Sabah Gazetesi yazarı ve ekonomist Kerem Alkin, 24 Aralık 2025 tarihli köşe yazısında, altın ve gümüşün geleneksel değer saklama rolünü aşarak stratejik bir önem kazandığını vurguladı. Alkin, bu iki kıymetli metalin Türkiye'nin sanayi ve teknoloji alanındaki ilerleyişinde sessiz ama hayati bir rol üstlendiğinin altını çizdi.
Rekor Fiyatların Arkasındaki Yapısal Değişim
Kerem Alkin yazısında, 2025 yılının altın ve gümüş için rekor fiyat artışlarına tanık olunan bir dönem olduğunu belirtti. Gümüşün ons fiyatı yüzde 140'lık bir artışla piyasaları şaşkına çevirirken, altının onsunun 4 bin 400 dolar seviyesini geçmesi, 2026 yılına dair beklentileri ve merakı artırdı.
Ancak Alkin'e göre, bu yükselişi sadece jeopolitik gerilimler, savaşlar ve finansal dalgalanmalar karşısında bir "güvenli liman" arayışıyla açıklamak yetersiz kalıyor. Binlerce yıllık değerli metal algısının ötesine geçen altın ve gümüş, artan bir tempo ile stratejik bir sanayi girdisine dönüşüyor.

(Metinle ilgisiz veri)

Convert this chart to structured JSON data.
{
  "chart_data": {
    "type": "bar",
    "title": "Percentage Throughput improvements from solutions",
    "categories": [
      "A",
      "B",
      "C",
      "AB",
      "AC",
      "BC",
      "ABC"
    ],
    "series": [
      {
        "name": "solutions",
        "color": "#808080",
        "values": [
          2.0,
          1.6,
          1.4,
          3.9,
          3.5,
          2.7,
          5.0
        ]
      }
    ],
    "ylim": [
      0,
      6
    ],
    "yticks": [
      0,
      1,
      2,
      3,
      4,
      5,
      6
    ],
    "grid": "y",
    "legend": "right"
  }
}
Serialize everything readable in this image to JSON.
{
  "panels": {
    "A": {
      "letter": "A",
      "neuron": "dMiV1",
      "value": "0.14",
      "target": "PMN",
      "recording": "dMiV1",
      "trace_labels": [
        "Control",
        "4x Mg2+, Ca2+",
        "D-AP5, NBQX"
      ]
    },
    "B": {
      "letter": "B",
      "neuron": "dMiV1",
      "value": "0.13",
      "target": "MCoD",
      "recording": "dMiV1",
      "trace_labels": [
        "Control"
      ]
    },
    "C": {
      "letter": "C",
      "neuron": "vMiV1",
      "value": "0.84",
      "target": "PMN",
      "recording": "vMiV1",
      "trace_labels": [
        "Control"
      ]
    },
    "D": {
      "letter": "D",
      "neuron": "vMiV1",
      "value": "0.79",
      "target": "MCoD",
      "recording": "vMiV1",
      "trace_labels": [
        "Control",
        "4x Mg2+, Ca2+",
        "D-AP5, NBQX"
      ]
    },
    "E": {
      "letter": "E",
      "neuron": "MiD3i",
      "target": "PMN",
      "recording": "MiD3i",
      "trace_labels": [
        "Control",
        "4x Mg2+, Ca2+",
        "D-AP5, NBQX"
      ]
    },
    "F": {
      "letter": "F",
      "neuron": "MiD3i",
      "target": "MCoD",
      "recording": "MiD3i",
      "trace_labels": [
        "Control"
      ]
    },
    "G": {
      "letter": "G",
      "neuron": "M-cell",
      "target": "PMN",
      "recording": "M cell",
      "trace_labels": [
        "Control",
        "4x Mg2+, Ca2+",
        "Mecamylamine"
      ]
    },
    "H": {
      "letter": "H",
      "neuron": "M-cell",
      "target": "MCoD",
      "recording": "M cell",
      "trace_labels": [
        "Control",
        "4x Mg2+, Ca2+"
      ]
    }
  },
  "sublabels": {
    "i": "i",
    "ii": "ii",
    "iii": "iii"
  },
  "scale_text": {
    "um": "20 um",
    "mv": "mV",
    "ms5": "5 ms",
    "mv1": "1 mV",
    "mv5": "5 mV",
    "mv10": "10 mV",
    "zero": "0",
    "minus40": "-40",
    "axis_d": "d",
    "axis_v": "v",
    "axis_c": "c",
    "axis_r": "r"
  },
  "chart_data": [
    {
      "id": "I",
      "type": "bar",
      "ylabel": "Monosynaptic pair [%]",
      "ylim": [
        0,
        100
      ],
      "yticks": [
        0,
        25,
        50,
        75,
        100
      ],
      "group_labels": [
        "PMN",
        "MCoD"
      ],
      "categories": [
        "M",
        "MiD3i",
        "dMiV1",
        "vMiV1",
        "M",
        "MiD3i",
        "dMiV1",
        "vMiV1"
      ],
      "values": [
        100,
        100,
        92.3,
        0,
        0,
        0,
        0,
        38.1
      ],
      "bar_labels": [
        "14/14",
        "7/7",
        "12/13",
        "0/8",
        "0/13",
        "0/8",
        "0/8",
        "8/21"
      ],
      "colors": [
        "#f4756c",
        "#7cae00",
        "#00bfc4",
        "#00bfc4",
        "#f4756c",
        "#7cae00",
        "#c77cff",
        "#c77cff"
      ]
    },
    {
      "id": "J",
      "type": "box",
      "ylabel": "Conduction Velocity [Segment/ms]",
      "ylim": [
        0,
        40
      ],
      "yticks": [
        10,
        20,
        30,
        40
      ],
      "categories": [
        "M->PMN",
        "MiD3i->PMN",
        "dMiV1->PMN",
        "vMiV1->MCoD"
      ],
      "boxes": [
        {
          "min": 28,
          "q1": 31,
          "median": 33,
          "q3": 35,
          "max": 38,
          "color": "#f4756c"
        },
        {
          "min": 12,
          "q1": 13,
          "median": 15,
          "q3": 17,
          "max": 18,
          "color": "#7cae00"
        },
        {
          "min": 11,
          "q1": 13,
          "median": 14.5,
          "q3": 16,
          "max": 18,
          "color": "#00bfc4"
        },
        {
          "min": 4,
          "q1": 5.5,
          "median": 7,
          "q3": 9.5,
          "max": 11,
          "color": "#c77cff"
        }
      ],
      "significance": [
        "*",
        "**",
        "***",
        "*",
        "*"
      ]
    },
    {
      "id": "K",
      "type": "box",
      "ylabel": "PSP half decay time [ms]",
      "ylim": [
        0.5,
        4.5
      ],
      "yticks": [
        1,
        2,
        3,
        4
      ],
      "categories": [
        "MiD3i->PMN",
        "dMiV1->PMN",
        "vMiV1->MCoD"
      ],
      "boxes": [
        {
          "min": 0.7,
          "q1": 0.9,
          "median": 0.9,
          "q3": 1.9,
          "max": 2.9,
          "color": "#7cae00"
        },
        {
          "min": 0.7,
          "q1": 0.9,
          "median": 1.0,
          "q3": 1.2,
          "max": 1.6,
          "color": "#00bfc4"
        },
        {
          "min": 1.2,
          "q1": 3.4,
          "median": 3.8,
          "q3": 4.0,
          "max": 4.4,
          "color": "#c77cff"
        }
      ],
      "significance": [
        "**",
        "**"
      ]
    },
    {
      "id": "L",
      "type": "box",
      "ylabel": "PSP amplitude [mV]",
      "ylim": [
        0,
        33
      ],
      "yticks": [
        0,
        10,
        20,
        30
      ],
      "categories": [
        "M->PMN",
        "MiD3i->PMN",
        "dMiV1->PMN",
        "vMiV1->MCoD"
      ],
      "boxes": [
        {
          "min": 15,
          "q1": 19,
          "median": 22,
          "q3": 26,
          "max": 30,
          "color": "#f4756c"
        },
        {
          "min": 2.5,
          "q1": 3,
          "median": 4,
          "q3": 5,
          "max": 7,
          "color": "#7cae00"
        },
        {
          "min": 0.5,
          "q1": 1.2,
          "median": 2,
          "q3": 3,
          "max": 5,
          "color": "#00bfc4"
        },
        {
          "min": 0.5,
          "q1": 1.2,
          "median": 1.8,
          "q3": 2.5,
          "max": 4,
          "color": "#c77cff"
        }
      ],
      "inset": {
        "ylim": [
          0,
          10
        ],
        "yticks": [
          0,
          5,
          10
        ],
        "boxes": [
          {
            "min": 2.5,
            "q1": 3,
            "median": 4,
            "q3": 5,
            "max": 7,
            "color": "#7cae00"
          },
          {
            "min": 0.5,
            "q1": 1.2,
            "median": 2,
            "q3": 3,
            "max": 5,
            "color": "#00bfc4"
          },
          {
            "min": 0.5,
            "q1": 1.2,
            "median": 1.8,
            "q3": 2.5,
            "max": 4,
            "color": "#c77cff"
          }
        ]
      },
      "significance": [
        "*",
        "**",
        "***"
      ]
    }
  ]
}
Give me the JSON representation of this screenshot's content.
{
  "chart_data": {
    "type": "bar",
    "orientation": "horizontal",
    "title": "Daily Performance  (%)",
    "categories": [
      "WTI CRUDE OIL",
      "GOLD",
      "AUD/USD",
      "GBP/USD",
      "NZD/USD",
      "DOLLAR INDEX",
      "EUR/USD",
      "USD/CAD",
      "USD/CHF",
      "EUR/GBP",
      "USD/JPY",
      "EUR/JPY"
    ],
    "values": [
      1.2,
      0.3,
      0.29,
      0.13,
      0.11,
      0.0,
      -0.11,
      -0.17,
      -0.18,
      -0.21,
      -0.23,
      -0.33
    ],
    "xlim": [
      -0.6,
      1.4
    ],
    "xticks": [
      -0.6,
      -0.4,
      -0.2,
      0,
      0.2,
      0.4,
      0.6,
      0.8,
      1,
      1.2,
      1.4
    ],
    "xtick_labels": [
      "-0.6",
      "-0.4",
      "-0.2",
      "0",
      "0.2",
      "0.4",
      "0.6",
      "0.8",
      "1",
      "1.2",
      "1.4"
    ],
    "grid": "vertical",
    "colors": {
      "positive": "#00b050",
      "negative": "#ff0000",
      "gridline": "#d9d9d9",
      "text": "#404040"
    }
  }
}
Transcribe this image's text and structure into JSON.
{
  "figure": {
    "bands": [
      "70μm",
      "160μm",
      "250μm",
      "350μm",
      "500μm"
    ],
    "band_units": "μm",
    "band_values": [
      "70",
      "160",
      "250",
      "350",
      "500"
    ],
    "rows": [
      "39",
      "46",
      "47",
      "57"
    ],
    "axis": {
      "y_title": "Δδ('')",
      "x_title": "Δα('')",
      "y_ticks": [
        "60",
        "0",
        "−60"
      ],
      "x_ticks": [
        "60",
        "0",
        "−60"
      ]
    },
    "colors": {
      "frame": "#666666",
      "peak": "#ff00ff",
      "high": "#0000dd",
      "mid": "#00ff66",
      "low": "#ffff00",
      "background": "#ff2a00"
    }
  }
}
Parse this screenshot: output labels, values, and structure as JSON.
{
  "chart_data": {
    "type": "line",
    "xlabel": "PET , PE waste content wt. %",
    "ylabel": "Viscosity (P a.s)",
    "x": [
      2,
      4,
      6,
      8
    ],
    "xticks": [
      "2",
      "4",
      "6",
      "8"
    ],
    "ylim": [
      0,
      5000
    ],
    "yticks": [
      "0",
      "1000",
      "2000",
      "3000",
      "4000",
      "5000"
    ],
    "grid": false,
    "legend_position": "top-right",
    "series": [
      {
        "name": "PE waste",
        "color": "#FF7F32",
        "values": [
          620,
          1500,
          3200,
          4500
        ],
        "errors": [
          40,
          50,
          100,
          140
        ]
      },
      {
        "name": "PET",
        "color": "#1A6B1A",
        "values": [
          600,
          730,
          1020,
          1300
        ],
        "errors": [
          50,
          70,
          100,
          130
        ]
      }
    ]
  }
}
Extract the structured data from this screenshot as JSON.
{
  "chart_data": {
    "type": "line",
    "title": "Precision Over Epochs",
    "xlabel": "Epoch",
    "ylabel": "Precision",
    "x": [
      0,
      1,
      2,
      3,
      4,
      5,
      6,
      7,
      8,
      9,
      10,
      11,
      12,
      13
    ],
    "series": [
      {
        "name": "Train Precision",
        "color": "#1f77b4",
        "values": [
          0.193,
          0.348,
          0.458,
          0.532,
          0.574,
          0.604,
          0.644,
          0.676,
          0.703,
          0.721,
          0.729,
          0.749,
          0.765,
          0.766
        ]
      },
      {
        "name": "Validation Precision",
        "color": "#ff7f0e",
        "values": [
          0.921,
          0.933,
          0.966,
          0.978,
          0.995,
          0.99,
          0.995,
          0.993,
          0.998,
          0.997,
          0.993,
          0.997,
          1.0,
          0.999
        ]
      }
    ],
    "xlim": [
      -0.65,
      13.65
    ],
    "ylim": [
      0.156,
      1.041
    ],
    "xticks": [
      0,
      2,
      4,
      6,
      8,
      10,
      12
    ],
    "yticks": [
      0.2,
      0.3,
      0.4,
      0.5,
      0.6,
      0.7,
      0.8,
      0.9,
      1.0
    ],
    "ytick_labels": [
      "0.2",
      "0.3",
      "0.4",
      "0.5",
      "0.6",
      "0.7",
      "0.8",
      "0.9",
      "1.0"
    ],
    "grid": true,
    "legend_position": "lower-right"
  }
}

Fabrikalardan Dijital Omurgaya: Aktif Rol
Kerem Alkin, bugün altın ve gümüşün banka kasalarında pasif bir şekilde tutulan varlıklar olmaktan çıktığını ifade ediyor. Bu metaller artık fabrikalarda işleniyor, elektronik devre kartlarına entegre ediliyor, enerji dönüşümünü mümkün kılıyor ve dijital altyapının görünmeyen temelini oluşturuyor.
Dolayısıyla fiyatlardaki yukarı yönlü hareket, sadece kısa vadeli bir endişe refleksi değil; aynı zamanda yapısal, kalıcı ve sanayi kaynaklı bir talep patlamasıyla doğrudan bağlantılı. Bu durum, iki metalin gelecekteki değer proposition'ını temelden değiştiriyor.
Gümüş: Yeşil ve Dijital Dönüşümün Vazgeçilmezi
Yazıda özellikle gümüşe dikkat çekiliyor. Tarihsel olarak altının gölgesinde kalmış gibi görünen gümüş, günümüzde dijital ve yeşil dönüşümün en kritik hammaddelerinden biri haline gelmiş durumda.
Kerem Alkin, güneş panelleri, elektrikli araçlar, veri merkezleri ve akıllı cihazlar gibi geniş bir ürün yelpazesinde gümüş talebinin katlanarak arttığını vurguluyor. "Yeşil dönüşüm gümüşsüz ilerlemiyor; dijitalleşme gümüşü sistemin dışına itemiyor" ifadelerini kullanan Alkin, bu metalin stratejik öneminin her geçen gün daha da belirginleşeceğini işaret ediyor.
Sonuç olarak, Kerem Alkin'in analizi, altın ve gümüşün Türkiye ekonomisi ve sanayisi için taşıdığı anlamın derinleştiğini ortaya koyuyor. Bu metaller, artık sadece merkez bankası rezervleri veya bireysel portföyler için değil, ülkenin teknoloji ve sürdürülebilir kalkınma yol haritası için de kritik bir role sahip.